The latter two will be the topic of discussion on Tuesday, November 3, at 7:30 p.m. by Dr. Hayk Demoyan, director of the Armenian Genocide Museum-Institute (AGMI), in a lecture titled “Armenian sports and physical education in the Ottoman Empire: Between Patriotism and Competitive Nationalism” at the Armenian Cultural Foundation.
The presentation is based on Demoyan’s extensive research and most recent publication on the subject, titled Haykakan sporte Osmanean Kaysrut’yunum [Armenian Sport in Ottoman Empire], a revised second edition of the 2009 publication which includes newly discovered materials. This important publication, rich in historical documents, contains about 600 original photographs as well as the images of medals and decorations bestowed upon Armenian athletes, posters, communiqués and press coverage.
Born in Gumri (former Leninakan), Armenia, Demoyan is a graduate of Yerevan State University. He received his PhD from the Institute of Oriental Studies of the Armenian National Academy of Sciences. Demoyan is the author of several books on the Armenian Genocide, Turkish foreign policy and Turkey’s involvement in the Nagorno-Karabagh conflict of 1991-1994.
He has been the director of the AGMI since 2006. In conjunction with this position, he has also served over the past two years as the secretary of the state commission tasked with planning and implementation of the worldwide commemorations of the centenary of the Armenian Genocide.
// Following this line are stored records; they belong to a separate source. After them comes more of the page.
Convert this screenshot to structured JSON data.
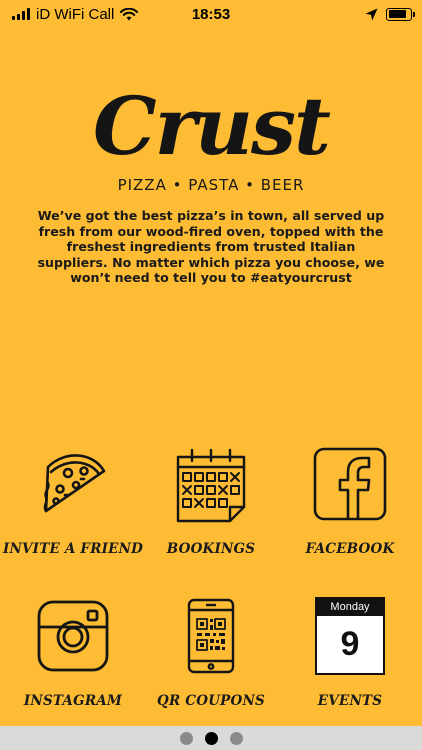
{
  "status_bar": {
    "carrier": "iD WiFi Call",
    "time": "18:53",
    "battery_level": 0.85
  },
  "brand": {
    "logo": "Crust",
    "tagline": "PIZZA • PASTA • BEER",
    "intro": "We’ve got the best pizza’s in town, all served up fresh from our wood-fired oven, topped with the freshest ingredients from trusted Italian suppliers. No matter which pizza you choose, we won’t need to tell you to #eatyourcrust"
  },
  "tiles": [
    {
      "label": "INVITE A FRIEND",
      "icon": "pizza-slice-icon"
    },
    {
      "label": "BOOKINGS",
      "icon": "calendar-icon"
    },
    {
      "label": "FACEBOOK",
      "icon": "facebook-icon"
    },
    {
      "label": "INSTAGRAM",
      "icon": "instagram-icon"
    },
    {
      "label": "QR COUPONS",
      "icon": "qr-phone-icon"
    },
    {
      "label": "EVENTS",
      "icon": "event-calendar-icon"
    }
  ],
  "events_calendar": {
    "weekday": "Monday",
    "day": "9"
  },
  "pager": {
    "pages": 3,
    "active": 2
  },
  "colors": {
    "background": "#FDBC33",
    "ink": "#151515",
    "pager_bar": "#DADADA"
  }
}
In addition, Demoyan regularly lectures on the AGMI’s activities and related topics in Armenian and other countries, including the United States, the United Kingdom, France, Slovenia, Russia, Iran and Cyprus.
In addition to the work on sports, he has just published major bilingual (Armenian and English) work titled Hayots’ Ts’eghaspanut’ean lusabanume hamashkharhayin mamuli arajin ejerin [The Armenian Genocide: Frontpage Coverage in the World Press]. This 266 page-long book contains about 500 images, photographs and texts, in color and black-white, of selections from English, French, Italian American, German, Austrian, Russian, Polish and Norwegian publications from 1856 to 1926. The launching of this major project including an exhibit of the posters which took place in October 2014 at AGMI received rave reviews.